MONDAY, FEBRUARY 27, 2023 AT 5 PM – 5:30 PM
Protest Food Stamp Cuts
Baltimore City Hall

Press Conference & Rally
Monday, February 27, 5 pm
City Hall, 100 Holliday Street

Emergency food stamp allotments are scheduled to end in 32 states, including Maryland, on February 28, 2023. Eighteen states already cut food stamps. On average, people will lose $82 of SNAP benefits a month. A family of four could see a cut of $328 a month. Seniors could see reductions from $281 to as little as $23 per month.

The Peoples Power Assembly, Matthew Henson Neighborhood Association, Unemployed Workers Union, and others are demanding that these cuts be restored immediately and that the program be expanded due to the continuing inflationary crisis affecting Marylanders.

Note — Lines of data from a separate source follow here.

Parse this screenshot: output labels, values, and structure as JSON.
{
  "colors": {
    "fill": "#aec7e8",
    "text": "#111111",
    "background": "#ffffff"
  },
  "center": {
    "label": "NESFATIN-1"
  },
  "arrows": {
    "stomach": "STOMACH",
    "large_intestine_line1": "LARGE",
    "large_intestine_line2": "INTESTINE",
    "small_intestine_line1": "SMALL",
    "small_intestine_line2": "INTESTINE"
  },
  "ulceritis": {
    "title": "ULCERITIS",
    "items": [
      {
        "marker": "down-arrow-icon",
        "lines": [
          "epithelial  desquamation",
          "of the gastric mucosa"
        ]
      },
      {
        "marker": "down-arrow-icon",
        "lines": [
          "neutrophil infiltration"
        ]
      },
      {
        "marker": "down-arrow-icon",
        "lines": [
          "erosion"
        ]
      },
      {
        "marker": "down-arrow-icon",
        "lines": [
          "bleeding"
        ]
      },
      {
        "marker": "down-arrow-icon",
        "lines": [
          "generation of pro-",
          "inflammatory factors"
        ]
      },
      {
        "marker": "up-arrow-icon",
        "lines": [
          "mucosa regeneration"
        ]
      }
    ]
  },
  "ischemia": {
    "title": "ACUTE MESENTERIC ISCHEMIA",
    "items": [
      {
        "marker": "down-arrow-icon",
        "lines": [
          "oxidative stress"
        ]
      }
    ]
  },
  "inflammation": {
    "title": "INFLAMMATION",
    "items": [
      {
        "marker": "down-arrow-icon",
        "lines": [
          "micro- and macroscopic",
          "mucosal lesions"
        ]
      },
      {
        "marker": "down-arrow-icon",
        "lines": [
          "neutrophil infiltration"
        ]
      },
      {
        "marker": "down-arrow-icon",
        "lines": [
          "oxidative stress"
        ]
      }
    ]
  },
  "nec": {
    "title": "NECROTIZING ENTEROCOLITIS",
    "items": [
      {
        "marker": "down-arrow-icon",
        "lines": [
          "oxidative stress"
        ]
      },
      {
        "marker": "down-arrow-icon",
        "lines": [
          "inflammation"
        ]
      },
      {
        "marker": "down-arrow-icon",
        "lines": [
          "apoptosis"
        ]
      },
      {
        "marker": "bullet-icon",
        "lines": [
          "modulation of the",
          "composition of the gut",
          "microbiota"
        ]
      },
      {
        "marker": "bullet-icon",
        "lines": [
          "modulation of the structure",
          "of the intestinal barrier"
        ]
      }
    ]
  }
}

Dr. Marvin ‘Doc’ Cheatham, Matthew Henson Neighborhood Association and civil rights advocate, stated, “The federal government must address this crisis, but local state and city governments can and must act too. Everyone from the Mayor to the Governor can and must find the resources to keep people from starving and suffering!”

Reverend Annie Chambers, Douglas Homes housing advocate and Peoples Power Assembly organizer, declared, “They can find $100 billion for the Ukraine war, but nothing for the people. This is an outrage! Food stamps must be extended, not cut.”

Baltimore is already hard hit by food deserts and what activists are calling “Baltimore food apartheid.”

Groups have banded together in a campaign to “End Food Apartheid in Baltimore.” They are demanding that the food stamp program be expanded, including lowering requirements to allow seniors and low-wage workers more access. The campaign has called for rolling back prices, including enacting a people’s control board that has the power to freeze and roll back prices and enacting stiff penalties for price gougers.